O ministro da Solidariedade, Emprego e Segurança Social afirmou hoje que o líder socialista está a “empurrar as pessoas para os sistemas privados” de reformas depois de António Costa ter dito que poderia haver um desagravamento temporário das suas contribuições para o Estado.

Mota Soares  (D.R)
Mota Soares (D.R)

Mota Soares, que falava à margem da visita da comissária europeia Marianne Thyssen, responsável pelo Emprego, Assuntos Sociais, Competências e Mobilidade Laboral ao Centro de Formação Profissional da Indústria Eletrónica, Energia, Telecomunicações e Tecnologias da Informação (CINEL), afirmou que “quando alguém anuncia que quer retirar receita do sistema providencial, que serve para pagar as pensões, o subsídio de desemprego e que serve para pagar uma parte muito importante da proteção social tem de dizer efetivamente como consegue garantir esse mesmo financiamento”, referindo-se às declarações de António Costa numa entrevista à SIC.

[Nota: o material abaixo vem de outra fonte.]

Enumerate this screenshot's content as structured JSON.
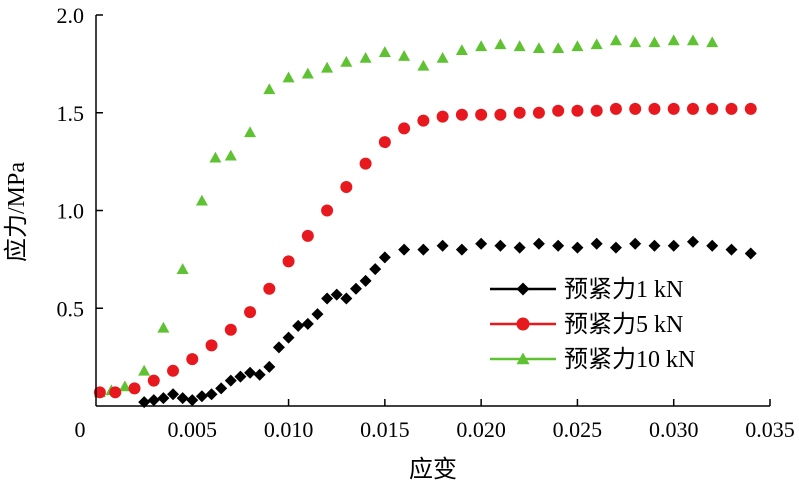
{
  "chart_data": {
    "type": "scatter",
    "title": "",
    "xlabel": "应变",
    "ylabel": "应力/MPa",
    "xlim": [
      0,
      0.035
    ],
    "ylim": [
      0,
      2.0
    ],
    "x_ticks": [
      "0.005",
      "0.010",
      "0.015",
      "0.020",
      "0.025",
      "0.030",
      "0.035"
    ],
    "y_ticks": [
      "0.5",
      "1.0",
      "1.5",
      "2.0"
    ],
    "origin_label": "0",
    "legend_position": "bottom-right",
    "grid": false,
    "series": [
      {
        "name": "预紧力1 kN",
        "color": "#000000",
        "marker": "diamond",
        "x": [
          0.0025,
          0.003,
          0.0035,
          0.004,
          0.0045,
          0.005,
          0.0055,
          0.006,
          0.0065,
          0.007,
          0.0075,
          0.008,
          0.0085,
          0.009,
          0.0095,
          0.01,
          0.0105,
          0.011,
          0.0115,
          0.012,
          0.0125,
          0.013,
          0.0135,
          0.014,
          0.0145,
          0.015,
          0.016,
          0.017,
          0.018,
          0.019,
          0.02,
          0.021,
          0.022,
          0.023,
          0.024,
          0.025,
          0.026,
          0.027,
          0.028,
          0.029,
          0.03,
          0.031,
          0.032,
          0.033,
          0.034
        ],
        "y": [
          0.02,
          0.03,
          0.04,
          0.06,
          0.04,
          0.03,
          0.05,
          0.06,
          0.09,
          0.13,
          0.15,
          0.17,
          0.16,
          0.2,
          0.3,
          0.35,
          0.41,
          0.42,
          0.47,
          0.55,
          0.57,
          0.55,
          0.6,
          0.64,
          0.7,
          0.76,
          0.8,
          0.8,
          0.82,
          0.8,
          0.83,
          0.82,
          0.81,
          0.83,
          0.82,
          0.81,
          0.83,
          0.81,
          0.83,
          0.82,
          0.82,
          0.84,
          0.82,
          0.8,
          0.78
        ]
      },
      {
        "name": "预紧力5 kN",
        "color": "#e8191e",
        "marker": "circle",
        "x": [
          0.0002,
          0.001,
          0.002,
          0.003,
          0.004,
          0.005,
          0.006,
          0.007,
          0.008,
          0.009,
          0.01,
          0.011,
          0.012,
          0.013,
          0.014,
          0.015,
          0.016,
          0.017,
          0.018,
          0.019,
          0.02,
          0.021,
          0.022,
          0.023,
          0.024,
          0.025,
          0.026,
          0.027,
          0.028,
          0.029,
          0.03,
          0.031,
          0.032,
          0.033,
          0.034
        ],
        "y": [
          0.07,
          0.07,
          0.09,
          0.13,
          0.18,
          0.24,
          0.31,
          0.39,
          0.48,
          0.6,
          0.74,
          0.87,
          1.0,
          1.12,
          1.24,
          1.35,
          1.42,
          1.46,
          1.48,
          1.49,
          1.49,
          1.49,
          1.5,
          1.5,
          1.51,
          1.51,
          1.51,
          1.52,
          1.52,
          1.52,
          1.52,
          1.52,
          1.52,
          1.52,
          1.52
        ]
      },
      {
        "name": "预紧力10 kN",
        "color": "#5fc232",
        "marker": "triangle",
        "x": [
          0.0002,
          0.0008,
          0.0015,
          0.0025,
          0.0035,
          0.0045,
          0.0055,
          0.0062,
          0.007,
          0.008,
          0.009,
          0.01,
          0.011,
          0.012,
          0.013,
          0.014,
          0.015,
          0.016,
          0.017,
          0.018,
          0.019,
          0.02,
          0.021,
          0.022,
          0.023,
          0.024,
          0.025,
          0.026,
          0.027,
          0.028,
          0.029,
          0.03,
          0.031,
          0.032
        ],
        "y": [
          0.07,
          0.08,
          0.1,
          0.18,
          0.4,
          0.7,
          1.05,
          1.27,
          1.28,
          1.4,
          1.62,
          1.68,
          1.7,
          1.73,
          1.76,
          1.78,
          1.81,
          1.79,
          1.74,
          1.78,
          1.82,
          1.84,
          1.85,
          1.84,
          1.83,
          1.83,
          1.84,
          1.85,
          1.87,
          1.86,
          1.86,
          1.87,
          1.87,
          1.86
        ]
      }
    ]
  }
}
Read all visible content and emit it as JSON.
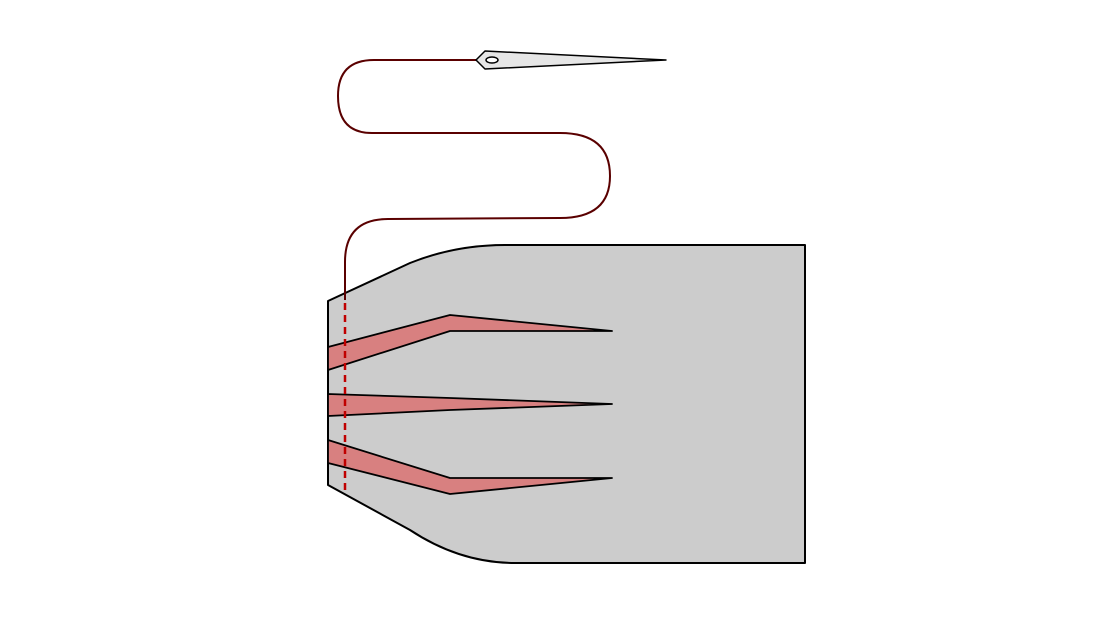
{
  "diagram": {
    "colors": {
      "background": "#ffffff",
      "fabric_fill": "#cccccc",
      "fabric_stroke": "#000000",
      "dart_fill": "#d88080",
      "dart_stroke": "#000000",
      "thread": "#5a0000",
      "stitch_line": "#c00000",
      "needle_fill": "#e6e6e6",
      "needle_stroke": "#000000"
    },
    "parts": {
      "fabric_panel": "fabric-panel",
      "darts": [
        "dart-upper",
        "dart-middle",
        "dart-lower"
      ],
      "stitch_line": "stitch-line",
      "thread": "thread",
      "needle": "needle-icon"
    }
  }
}
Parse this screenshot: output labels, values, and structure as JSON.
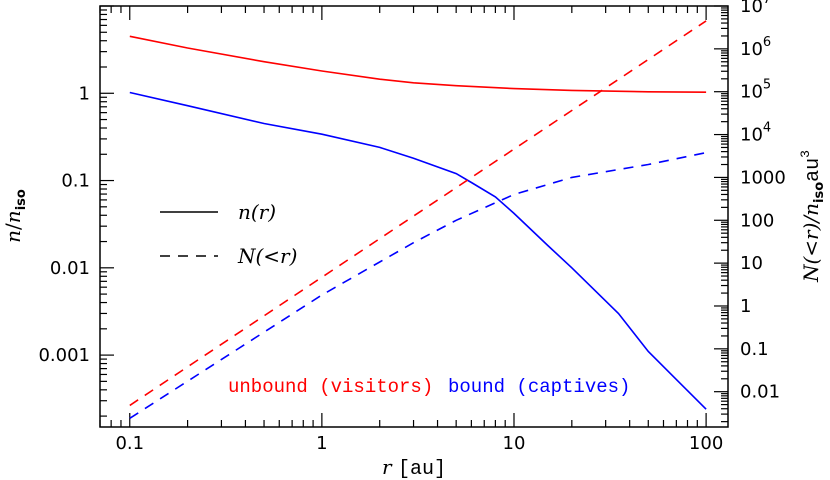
{
  "chart_data": {
    "type": "line",
    "x_axis": {
      "scale": "log",
      "range": [
        0.07,
        130
      ],
      "title": {
        "var": "r",
        "unit": "[au]"
      },
      "ticks": [
        {
          "value": 0.1,
          "label": "0.1"
        },
        {
          "value": 1,
          "label": "1"
        },
        {
          "value": 10,
          "label": "10"
        },
        {
          "value": 100,
          "label": "100"
        }
      ]
    },
    "y_axis_left": {
      "scale": "log",
      "range": [
        0.00015,
        10
      ],
      "title": {
        "num": "n",
        "den": "n",
        "sub": "iso"
      },
      "ticks": [
        {
          "value": 1,
          "label": "1"
        },
        {
          "value": 0.1,
          "label": "0.1"
        },
        {
          "value": 0.01,
          "label": "0.01"
        },
        {
          "value": 0.001,
          "label": "0.001"
        }
      ]
    },
    "y_axis_right": {
      "scale": "log",
      "range": [
        0.0015,
        10000000
      ],
      "title": {
        "left": "N(<r)/n",
        "sub": "iso",
        "unit": "au",
        "sup": "3"
      },
      "ticks": [
        {
          "value": 10000000,
          "base": "10",
          "exp": "7"
        },
        {
          "value": 1000000,
          "base": "10",
          "exp": "6"
        },
        {
          "value": 100000,
          "base": "10",
          "exp": "5"
        },
        {
          "value": 10000,
          "base": "10",
          "exp": "4"
        },
        {
          "value": 1000,
          "label": "1000"
        },
        {
          "value": 100,
          "label": "100"
        },
        {
          "value": 10,
          "label": "10"
        },
        {
          "value": 1,
          "label": "1"
        },
        {
          "value": 0.1,
          "label": "0.1"
        },
        {
          "value": 0.01,
          "label": "0.01"
        }
      ]
    },
    "legend": {
      "placement": "left-middle",
      "entries": [
        {
          "style": "solid",
          "label": "n(r)"
        },
        {
          "style": "dashed",
          "label": "N(<r)"
        }
      ]
    },
    "annotations": [
      {
        "text": "unbound (visitors)",
        "color": "#ff0000"
      },
      {
        "text": "bound (captives)",
        "color": "#0000ff"
      }
    ],
    "series": [
      {
        "group": "unbound (visitors)",
        "quantity": "n(r)",
        "axis": "left",
        "style": "solid",
        "color": "#ff0000",
        "points": [
          [
            0.1,
            4.5
          ],
          [
            0.2,
            3.3
          ],
          [
            0.5,
            2.3
          ],
          [
            1,
            1.8
          ],
          [
            2,
            1.45
          ],
          [
            3,
            1.32
          ],
          [
            5,
            1.22
          ],
          [
            10,
            1.13
          ],
          [
            20,
            1.08
          ],
          [
            50,
            1.04
          ],
          [
            100,
            1.03
          ]
        ]
      },
      {
        "group": "bound (captives)",
        "quantity": "n(r)",
        "axis": "left",
        "style": "solid",
        "color": "#0000ff",
        "points": [
          [
            0.1,
            1.02
          ],
          [
            0.2,
            0.72
          ],
          [
            0.5,
            0.45
          ],
          [
            1,
            0.34
          ],
          [
            2,
            0.24
          ],
          [
            3,
            0.18
          ],
          [
            5,
            0.12
          ],
          [
            6,
            0.095
          ],
          [
            8,
            0.065
          ],
          [
            10,
            0.042
          ],
          [
            15,
            0.018
          ],
          [
            20,
            0.01
          ],
          [
            35,
            0.003
          ],
          [
            50,
            0.0011
          ],
          [
            100,
            0.00024
          ]
        ]
      },
      {
        "group": "unbound (visitors)",
        "quantity": "N(<r)",
        "axis": "right",
        "style": "dashed",
        "color": "#ff0000",
        "points": [
          [
            0.1,
            0.0048
          ],
          [
            100,
            4500000
          ]
        ]
      },
      {
        "group": "bound (captives)",
        "quantity": "N(<r)",
        "axis": "right",
        "style": "dashed",
        "color": "#0000ff",
        "points": [
          [
            0.1,
            0.0024
          ],
          [
            1,
            1.8
          ],
          [
            3,
            30
          ],
          [
            5,
            100
          ],
          [
            10,
            400
          ],
          [
            20,
            1000
          ],
          [
            50,
            2000
          ],
          [
            100,
            3800
          ]
        ]
      }
    ]
  }
}
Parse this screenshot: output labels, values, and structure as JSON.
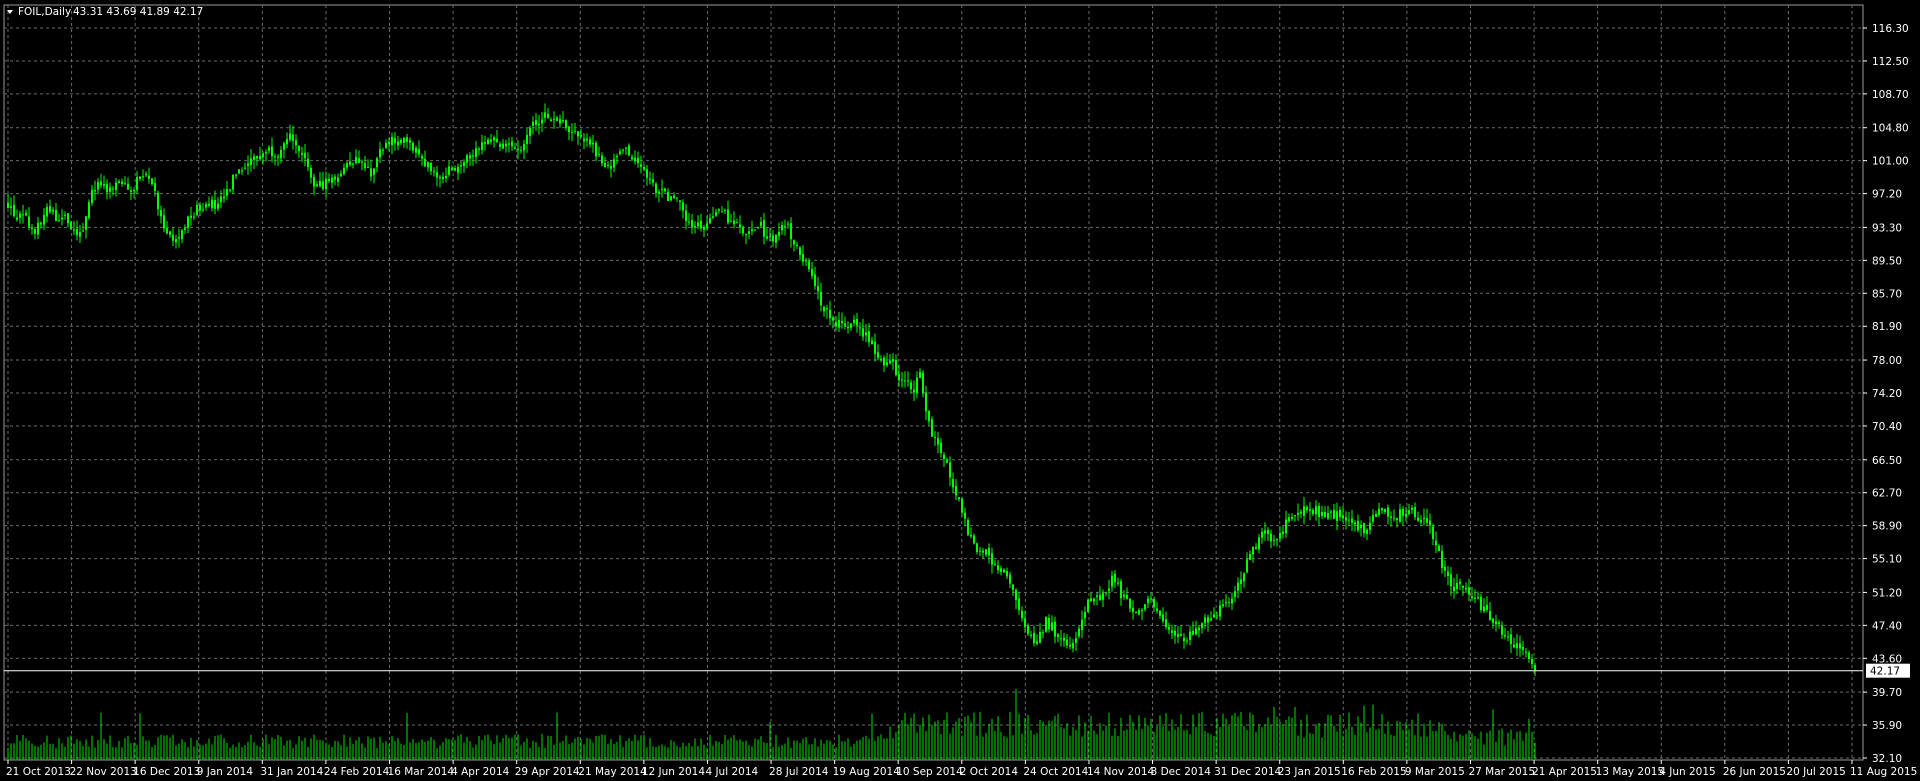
{
  "header": {
    "symbol_label": "FOIL,Daily",
    "ohlc_label": "43.31 43.69 41.89 42.17",
    "menu_icon": "triangle-down-icon"
  },
  "current_price_label": "42.17",
  "colors": {
    "background": "#000000",
    "grid": "#6b6b6b",
    "candle": "#00ff00",
    "volume": "#00e000",
    "axis_text": "#ffffff",
    "price_line": "#ffffff"
  },
  "chart_data": {
    "type": "candlestick",
    "symbol": "FOIL",
    "timeframe": "Daily",
    "y_ticks": [
      "116.30",
      "112.50",
      "108.70",
      "104.80",
      "101.00",
      "97.20",
      "93.30",
      "89.50",
      "85.70",
      "81.90",
      "78.00",
      "74.20",
      "70.40",
      "66.50",
      "62.70",
      "58.90",
      "55.10",
      "51.20",
      "47.40",
      "43.60",
      "39.70",
      "35.90",
      "32.10"
    ],
    "x_ticks": [
      "21 Oct 2013",
      "22 Nov 2013",
      "16 Dec 2013",
      "9 Jan 2014",
      "31 Jan 2014",
      "24 Feb 2014",
      "16 Mar 2014",
      "4 Apr 2014",
      "29 Apr 2014",
      "21 May 2014",
      "12 Jun 2014",
      "4 Jul 2014",
      "28 Jul 2014",
      "19 Aug 2014",
      "10 Sep 2014",
      "2 Oct 2014",
      "24 Oct 2014",
      "14 Nov 2014",
      "8 Dec 2014",
      "31 Dec 2014",
      "23 Jan 2015",
      "16 Feb 2015",
      "9 Mar 2015",
      "27 Mar 2015",
      "21 Apr 2015",
      "13 May 2015",
      "4 Jun 2015",
      "26 Jun 2015",
      "20 Jul 2015",
      "11 Aug 2015"
    ],
    "ylim": [
      32.1,
      118.0
    ],
    "current_price": 42.17,
    "last_ohlc": {
      "open": 43.31,
      "high": 43.69,
      "low": 41.89,
      "close": 42.17
    },
    "close_path": [
      [
        0,
        96.0
      ],
      [
        8,
        94.5
      ],
      [
        18,
        94.2
      ],
      [
        25,
        92.8
      ],
      [
        32,
        93.5
      ],
      [
        38,
        95.2
      ],
      [
        45,
        95.0
      ],
      [
        52,
        93.8
      ],
      [
        58,
        94.6
      ],
      [
        64,
        93.0
      ],
      [
        70,
        91.8
      ],
      [
        76,
        93.2
      ],
      [
        80,
        96.5
      ],
      [
        86,
        97.8
      ],
      [
        92,
        98.2
      ],
      [
        100,
        97.2
      ],
      [
        108,
        98.0
      ],
      [
        116,
        98.4
      ],
      [
        124,
        97.8
      ],
      [
        132,
        99.0
      ],
      [
        140,
        99.8
      ],
      [
        146,
        97.6
      ],
      [
        152,
        95.0
      ],
      [
        160,
        92.5
      ],
      [
        168,
        91.5
      ],
      [
        176,
        93.2
      ],
      [
        184,
        94.8
      ],
      [
        192,
        95.6
      ],
      [
        200,
        96.5
      ],
      [
        208,
        95.5
      ],
      [
        216,
        96.8
      ],
      [
        222,
        97.8
      ],
      [
        228,
        99.8
      ],
      [
        236,
        100.6
      ],
      [
        244,
        101.2
      ],
      [
        252,
        101.6
      ],
      [
        260,
        102.4
      ],
      [
        266,
        102.0
      ],
      [
        272,
        101.8
      ],
      [
        278,
        102.8
      ],
      [
        284,
        104.2
      ],
      [
        290,
        101.6
      ],
      [
        296,
        101.0
      ],
      [
        302,
        99.5
      ],
      [
        308,
        97.8
      ],
      [
        316,
        98.4
      ],
      [
        324,
        99.0
      ],
      [
        332,
        99.5
      ],
      [
        340,
        100.8
      ],
      [
        348,
        101.2
      ],
      [
        356,
        100.5
      ],
      [
        364,
        99.6
      ],
      [
        370,
        101.5
      ],
      [
        378,
        102.8
      ],
      [
        386,
        103.4
      ],
      [
        394,
        103.2
      ],
      [
        402,
        102.6
      ],
      [
        410,
        101.8
      ],
      [
        418,
        100.8
      ],
      [
        426,
        99.2
      ],
      [
        434,
        99.4
      ],
      [
        442,
        100.0
      ],
      [
        450,
        100.4
      ],
      [
        458,
        101.4
      ],
      [
        466,
        102.2
      ],
      [
        474,
        103.0
      ],
      [
        482,
        103.6
      ],
      [
        490,
        103.2
      ],
      [
        498,
        102.6
      ],
      [
        506,
        102.4
      ],
      [
        514,
        102.8
      ],
      [
        520,
        104.0
      ],
      [
        528,
        105.6
      ],
      [
        536,
        106.2
      ],
      [
        544,
        105.8
      ],
      [
        552,
        105.6
      ],
      [
        560,
        104.8
      ],
      [
        568,
        104.2
      ],
      [
        576,
        103.4
      ],
      [
        584,
        102.6
      ],
      [
        592,
        101.4
      ],
      [
        598,
        100.2
      ],
      [
        602,
        99.8
      ],
      [
        608,
        101.2
      ],
      [
        614,
        102.4
      ],
      [
        620,
        102.0
      ],
      [
        628,
        101.4
      ],
      [
        636,
        99.8
      ],
      [
        642,
        98.4
      ],
      [
        650,
        97.6
      ],
      [
        658,
        97.0
      ],
      [
        666,
        96.4
      ],
      [
        672,
        95.8
      ],
      [
        678,
        94.2
      ],
      [
        684,
        93.6
      ],
      [
        692,
        93.4
      ],
      [
        700,
        93.8
      ],
      [
        708,
        94.6
      ],
      [
        716,
        95.2
      ],
      [
        722,
        94.0
      ],
      [
        728,
        93.6
      ],
      [
        734,
        92.8
      ],
      [
        740,
        92.4
      ],
      [
        746,
        92.8
      ],
      [
        752,
        93.6
      ],
      [
        758,
        92.4
      ],
      [
        764,
        91.8
      ],
      [
        770,
        92.6
      ],
      [
        776,
        94.0
      ],
      [
        780,
        93.2
      ],
      [
        786,
        91.2
      ],
      [
        792,
        90.6
      ],
      [
        798,
        89.0
      ],
      [
        804,
        87.2
      ],
      [
        810,
        85.4
      ],
      [
        816,
        84.2
      ],
      [
        822,
        83.4
      ],
      [
        828,
        82.4
      ],
      [
        834,
        82.4
      ],
      [
        840,
        81.8
      ],
      [
        846,
        82.6
      ],
      [
        852,
        81.6
      ],
      [
        858,
        81.0
      ],
      [
        864,
        79.8
      ],
      [
        870,
        78.6
      ],
      [
        876,
        77.6
      ],
      [
        882,
        78.4
      ],
      [
        888,
        76.0
      ],
      [
        894,
        75.4
      ],
      [
        900,
        75.2
      ],
      [
        906,
        74.8
      ],
      [
        912,
        76.6
      ],
      [
        918,
        72.6
      ],
      [
        924,
        69.6
      ],
      [
        930,
        68.0
      ],
      [
        936,
        66.8
      ],
      [
        942,
        64.8
      ],
      [
        948,
        62.6
      ],
      [
        954,
        60.8
      ],
      [
        960,
        58.4
      ],
      [
        966,
        56.6
      ],
      [
        972,
        55.6
      ],
      [
        978,
        56.4
      ],
      [
        984,
        54.8
      ],
      [
        990,
        53.6
      ],
      [
        996,
        53.6
      ],
      [
        1002,
        51.8
      ],
      [
        1008,
        50.0
      ],
      [
        1014,
        47.8
      ],
      [
        1020,
        46.6
      ],
      [
        1026,
        45.8
      ],
      [
        1032,
        46.4
      ],
      [
        1038,
        47.8
      ],
      [
        1044,
        47.2
      ],
      [
        1050,
        46.0
      ],
      [
        1056,
        45.4
      ],
      [
        1062,
        44.6
      ],
      [
        1068,
        46.0
      ],
      [
        1074,
        48.6
      ],
      [
        1080,
        50.2
      ],
      [
        1086,
        51.0
      ],
      [
        1092,
        50.4
      ],
      [
        1098,
        51.4
      ],
      [
        1104,
        52.8
      ],
      [
        1110,
        51.8
      ],
      [
        1116,
        50.4
      ],
      [
        1122,
        49.8
      ],
      [
        1128,
        49.0
      ],
      [
        1134,
        49.4
      ],
      [
        1140,
        50.2
      ],
      [
        1146,
        49.6
      ],
      [
        1152,
        48.6
      ],
      [
        1158,
        47.8
      ],
      [
        1164,
        47.0
      ],
      [
        1170,
        46.2
      ],
      [
        1176,
        45.4
      ],
      [
        1182,
        46.2
      ],
      [
        1188,
        47.4
      ],
      [
        1194,
        48.0
      ],
      [
        1200,
        47.6
      ],
      [
        1206,
        48.4
      ],
      [
        1212,
        49.8
      ],
      [
        1218,
        50.6
      ],
      [
        1224,
        50.4
      ],
      [
        1230,
        51.8
      ],
      [
        1236,
        53.6
      ],
      [
        1242,
        55.4
      ],
      [
        1248,
        56.6
      ],
      [
        1254,
        57.8
      ],
      [
        1260,
        57.8
      ],
      [
        1266,
        57.4
      ],
      [
        1272,
        58.2
      ],
      [
        1278,
        59.2
      ],
      [
        1284,
        59.4
      ],
      [
        1290,
        60.0
      ],
      [
        1296,
        60.6
      ],
      [
        1302,
        60.4
      ],
      [
        1308,
        60.8
      ],
      [
        1314,
        60.2
      ],
      [
        1320,
        59.8
      ],
      [
        1326,
        60.2
      ],
      [
        1332,
        59.8
      ],
      [
        1338,
        59.4
      ],
      [
        1344,
        59.2
      ],
      [
        1350,
        58.8
      ],
      [
        1356,
        58.4
      ],
      [
        1362,
        59.6
      ],
      [
        1368,
        60.0
      ],
      [
        1374,
        60.6
      ],
      [
        1380,
        60.2
      ],
      [
        1386,
        59.8
      ],
      [
        1392,
        60.2
      ],
      [
        1398,
        60.8
      ],
      [
        1404,
        60.4
      ],
      [
        1410,
        60.0
      ],
      [
        1416,
        59.6
      ],
      [
        1422,
        58.6
      ],
      [
        1428,
        56.6
      ],
      [
        1434,
        54.6
      ],
      [
        1440,
        52.6
      ],
      [
        1446,
        51.6
      ],
      [
        1452,
        52.0
      ],
      [
        1458,
        51.4
      ],
      [
        1464,
        50.6
      ],
      [
        1470,
        50.0
      ],
      [
        1476,
        49.4
      ],
      [
        1482,
        48.2
      ],
      [
        1488,
        47.8
      ],
      [
        1494,
        46.8
      ],
      [
        1500,
        46.0
      ],
      [
        1506,
        45.4
      ],
      [
        1512,
        44.8
      ],
      [
        1518,
        43.8
      ],
      [
        1524,
        43.0
      ],
      [
        1528,
        42.17
      ]
    ]
  }
}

Assim, o ministro interrogou que se o PS pretende fazer isso através de impostos, “quais são os que têm de subir para continuarmos a pagar as pensões dos portugueses ou o subsídio de desemprego?”.

Segundo Pedro Mota Soares, “dizer que as pessoas não tem capacidade de escolha perante a organização da sua pensão futura, ou seja vão ter de descontar menos e ter menos pensão no futuro, é ter um sistema de plafonamento obrigatório, empurrando as pessoas para os seguros privados”.

Na entrevista à SIC, questionado se um trabalhador, individualmente, pode recusar uma redução das suas contribuições para o sistema público de Segurança Social, o líder socialista respondeu negativamente, mas, logo depois, procurou assegurar que os trabalhadores não terão qualquer penalização significativa na formação da sua pensão futura em resultado do desagravamento temporário das suas contribuições no período entre 2016 e 2019.

Neste ponto, depois de interrogado se vai aumentar a idade da reforma, António Costa disse não ter razões para alterar a Lei de Bases da Segurança Social de 2007 no que toca ao fator de sustentabilidade. (noticiasaominuto.com)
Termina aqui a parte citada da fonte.